Heuristic:Fede1024 Rust rdkafka Partitioner Must Not Block
| Knowledge Sources | |
|---|---|
| Domains | Messaging, Debugging |
| Last Updated | 2026-02-07 19:30 GMT |
Overview
Custom partitioner callbacks run in librdkafka's internal event thread and must not block or execute for prolonged periods, or the entire producer will deadlock.
Description
When a custom `Partitioner` trait implementation is registered via `ProducerContext::get_custom_partitioner()`, it is invoked by librdkafka's internal event thread to determine the target partition for each message. Because this callback runs in the C library's event loop, any blocking operation (network I/O, mutex contention, heavy computation) will stall all producer operations including polling and delivery callbacks. Additionally, `sticky.partitioning.linger.ms` must be set to `0` for the custom partitioner to be called for messages with null keys.
Usage
Use this heuristic when implementing a custom Partitioner trait. This is critical safety advice that is not obvious from the Rust API surface alone. If your partitioner needs external data, pre-compute and cache it rather than fetching it on every call.
The Insight (Rule of Thumb)
- Action: Implement `Partitioner::partition()` as a pure, non-blocking function. Pre-compute any needed data.
- Value: Set `sticky.partitioning.linger.ms=0` if using custom partitioner with null-key messages.

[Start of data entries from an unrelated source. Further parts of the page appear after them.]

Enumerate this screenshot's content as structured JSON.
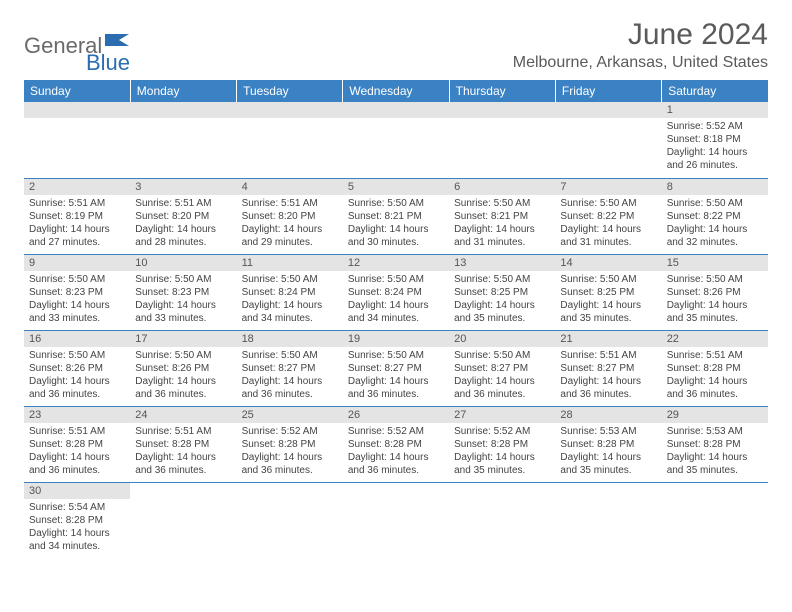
{
  "logo": {
    "general": "General",
    "blue": "Blue"
  },
  "title": "June 2024",
  "location": "Melbourne, Arkansas, United States",
  "colors": {
    "header_bg": "#3b82c4",
    "header_text": "#ffffff",
    "daynum_bg": "#e4e4e4",
    "border": "#3b82c4",
    "logo_blue": "#2a6db0"
  },
  "dayHeaders": [
    "Sunday",
    "Monday",
    "Tuesday",
    "Wednesday",
    "Thursday",
    "Friday",
    "Saturday"
  ],
  "weeks": [
    [
      null,
      null,
      null,
      null,
      null,
      null,
      {
        "n": "1",
        "rise": "5:52 AM",
        "set": "8:18 PM",
        "dl": "14 hours and 26 minutes."
      }
    ],
    [
      {
        "n": "2",
        "rise": "5:51 AM",
        "set": "8:19 PM",
        "dl": "14 hours and 27 minutes."
      },
      {
        "n": "3",
        "rise": "5:51 AM",
        "set": "8:20 PM",
        "dl": "14 hours and 28 minutes."
      },
      {
        "n": "4",
        "rise": "5:51 AM",
        "set": "8:20 PM",
        "dl": "14 hours and 29 minutes."
      },
      {
        "n": "5",
        "rise": "5:50 AM",
        "set": "8:21 PM",
        "dl": "14 hours and 30 minutes."
      },
      {
        "n": "6",
        "rise": "5:50 AM",
        "set": "8:21 PM",
        "dl": "14 hours and 31 minutes."
      },
      {
        "n": "7",
        "rise": "5:50 AM",
        "set": "8:22 PM",
        "dl": "14 hours and 31 minutes."
      },
      {
        "n": "8",
        "rise": "5:50 AM",
        "set": "8:22 PM",
        "dl": "14 hours and 32 minutes."
      }
    ],
    [
      {
        "n": "9",
        "rise": "5:50 AM",
        "set": "8:23 PM",
        "dl": "14 hours and 33 minutes."
      },
      {
        "n": "10",
        "rise": "5:50 AM",
        "set": "8:23 PM",
        "dl": "14 hours and 33 minutes."
      },
      {
        "n": "11",
        "rise": "5:50 AM",
        "set": "8:24 PM",
        "dl": "14 hours and 34 minutes."
      },
      {
        "n": "12",
        "rise": "5:50 AM",
        "set": "8:24 PM",
        "dl": "14 hours and 34 minutes."
      },
      {
        "n": "13",
        "rise": "5:50 AM",
        "set": "8:25 PM",
        "dl": "14 hours and 35 minutes."
      },
      {
        "n": "14",
        "rise": "5:50 AM",
        "set": "8:25 PM",
        "dl": "14 hours and 35 minutes."
      },
      {
        "n": "15",
        "rise": "5:50 AM",
        "set": "8:26 PM",
        "dl": "14 hours and 35 minutes."
      }
    ],
    [
      {
        "n": "16",
        "rise": "5:50 AM",
        "set": "8:26 PM",
        "dl": "14 hours and 36 minutes."
      },
      {
        "n": "17",
        "rise": "5:50 AM",
        "set": "8:26 PM",
        "dl": "14 hours and 36 minutes."
      },
      {
        "n": "18",
        "rise": "5:50 AM",
        "set": "8:27 PM",
        "dl": "14 hours and 36 minutes."
      },
      {
        "n": "19",
        "rise": "5:50 AM",
        "set": "8:27 PM",
        "dl": "14 hours and 36 minutes."
      },
      {
        "n": "20",
        "rise": "5:50 AM",
        "set": "8:27 PM",
        "dl": "14 hours and 36 minutes."
      },
      {
        "n": "21",
        "rise": "5:51 AM",
        "set": "8:27 PM",
        "dl": "14 hours and 36 minutes."
      },
      {
        "n": "22",
        "rise": "5:51 AM",
        "set": "8:28 PM",
        "dl": "14 hours and 36 minutes."
      }
    ],
    [
      {
        "n": "23",
        "rise": "5:51 AM",
        "set": "8:28 PM",
        "dl": "14 hours and 36 minutes."
      },
      {
        "n": "24",
        "rise": "5:51 AM",
        "set": "8:28 PM",
        "dl": "14 hours and 36 minutes."
      },
      {
        "n": "25",
        "rise": "5:52 AM",
        "set": "8:28 PM",
        "dl": "14 hours and 36 minutes."
      },
      {
        "n": "26",
        "rise": "5:52 AM",
        "set": "8:28 PM",
        "dl": "14 hours and 36 minutes."
      },
      {
        "n": "27",
        "rise": "5:52 AM",
        "set": "8:28 PM",
        "dl": "14 hours and 35 minutes."
      },
      {
        "n": "28",
        "rise": "5:53 AM",
        "set": "8:28 PM",
        "dl": "14 hours and 35 minutes."
      },
      {
        "n": "29",
        "rise": "5:53 AM",
        "set": "8:28 PM",
        "dl": "14 hours and 35 minutes."
      }
    ],
    [
      {
        "n": "30",
        "rise": "5:54 AM",
        "set": "8:28 PM",
        "dl": "14 hours and 34 minutes."
      },
      null,
      null,
      null,
      null,
      null,
      null
    ]
  ],
  "labels": {
    "sunrise": "Sunrise: ",
    "sunset": "Sunset: ",
    "daylight": "Daylight: "
  }
}
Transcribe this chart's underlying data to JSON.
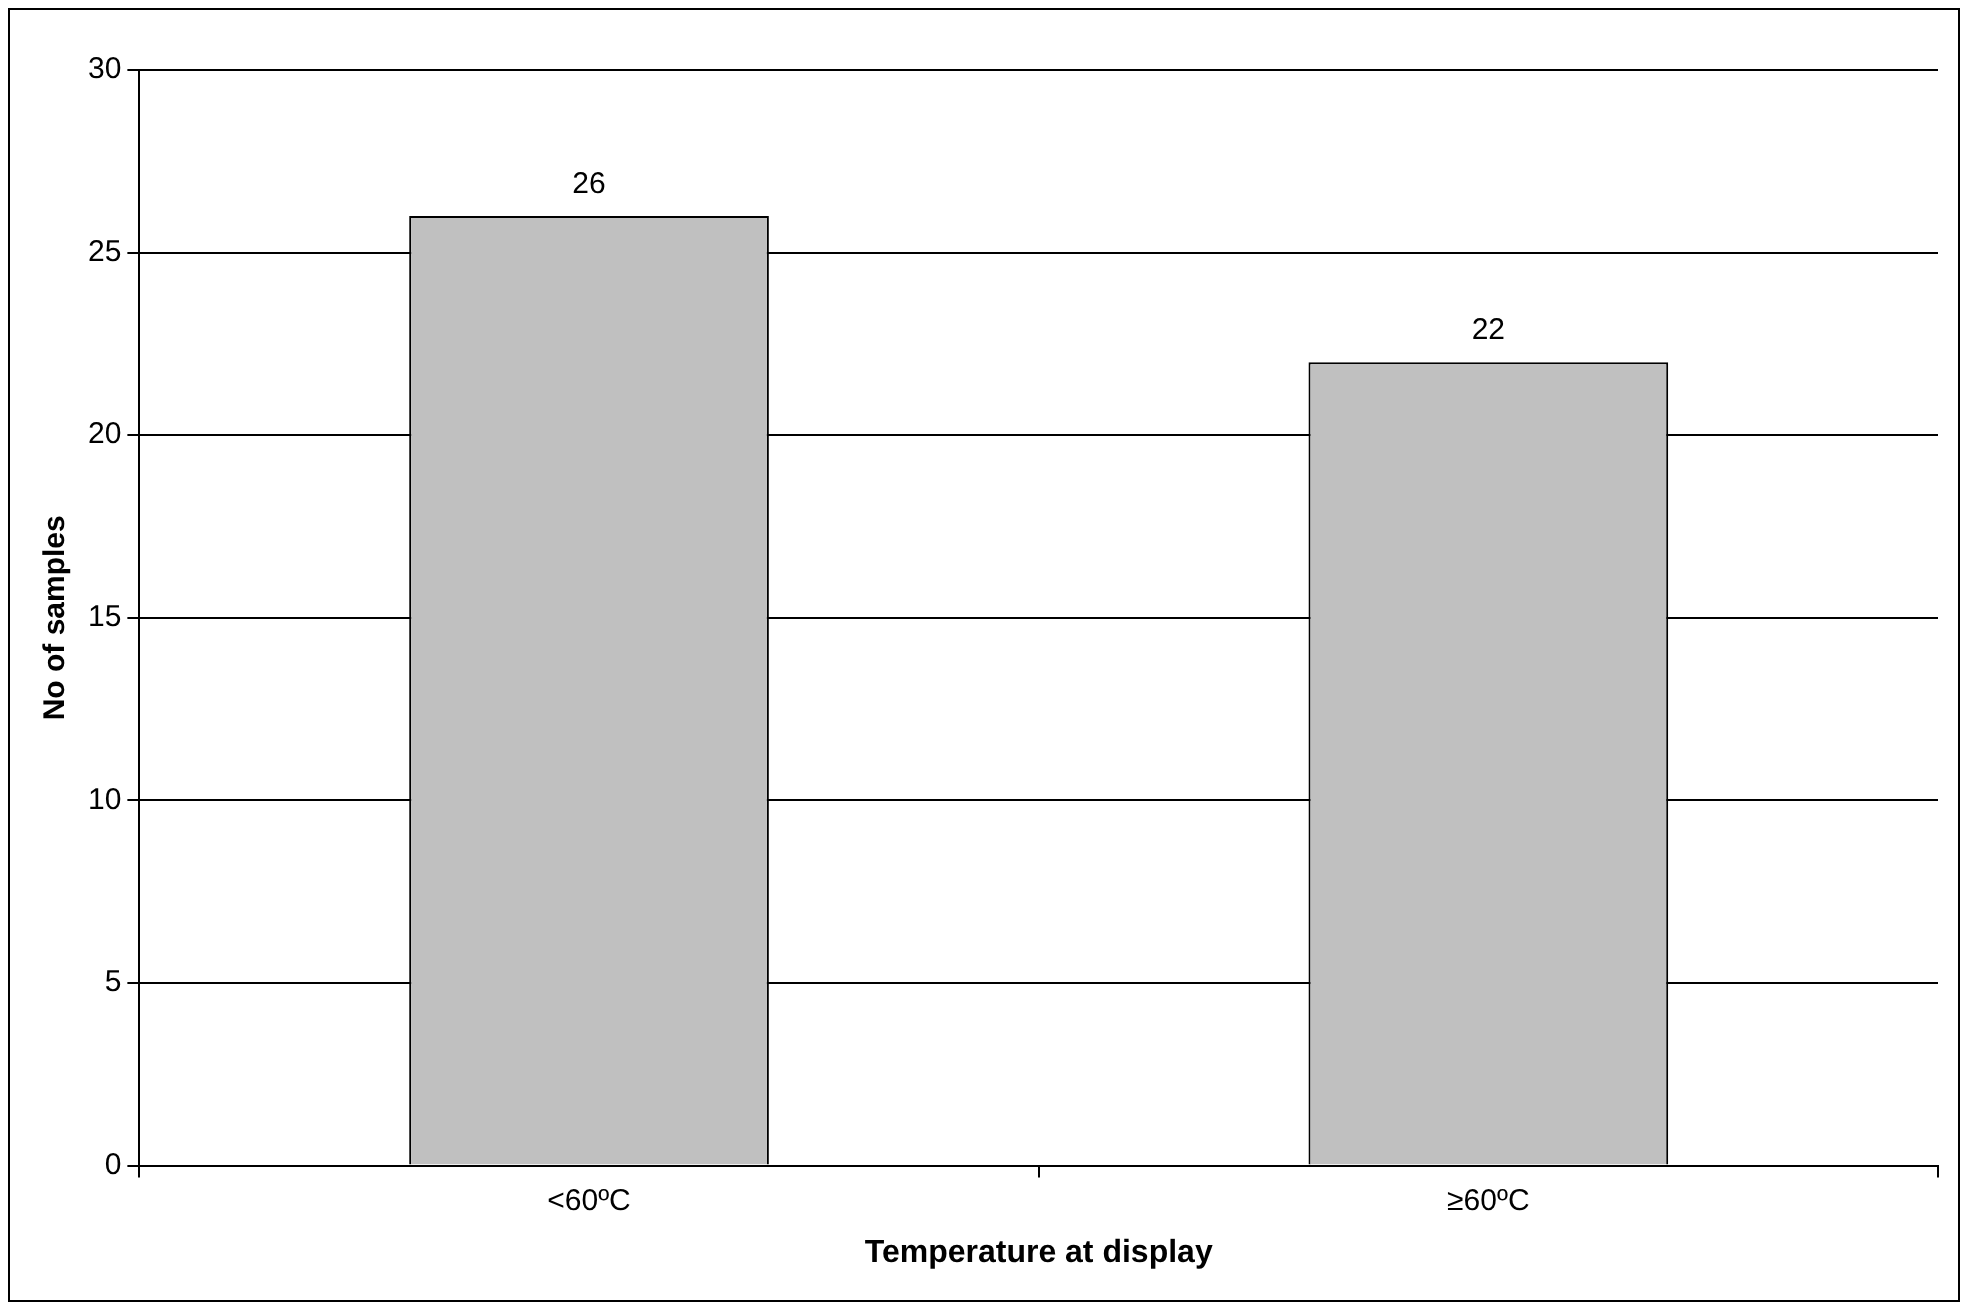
{
  "chart_data": {
    "type": "bar",
    "xlabel": "Temperature at display",
    "ylabel": "No of samples",
    "categories": [
      "<60ºC",
      "≥60ºC"
    ],
    "values": [
      26,
      22
    ],
    "color": "#c0c0c0",
    "ylim": [
      0,
      30
    ],
    "yticks": [
      0,
      5,
      10,
      15,
      20,
      25,
      30
    ],
    "grid": "y",
    "legend": false,
    "data_labels": true
  }
}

- Trade-off: Custom partitioning adds per-message overhead; use only when the default hash-based or sticky partitioner is insufficient.
- Constraint: The method may be called multiple times for the same message/key, and from any thread at any time.
Reasoning
librdkafka's event processing thread is shared across all internal operations. The partitioner callback is invoked synchronously during `send()`, which means the calling thread is blocked until the callback returns. If the callback itself blocks on I/O or a lock, it creates a cascade: delivery callbacks stop processing, the event queue fills, and eventually `QueueFull` errors occur. The constraint that the callback may be called multiple times for the same message means it must also be idempotent.
Code Evidence
Partitioner trait constraints from `src/producer/mod.rs:220-231`:
/// It may be called in any thread at any time,
/// It may be called multiple times for the same message/key.
/// MUST NOT block or execute for prolonged periods of time.
/// MUST return a value between 0 and partition_cnt-1, or the
/// special RD_KAFKA_PARTITION_UA value if partitioning could not be performed.
Sticky partitioning requirement from `src/producer/mod.rs:207`:
/// sticky.partitioning.linger.ms must be 0 to run custom partitioner for messages with null key.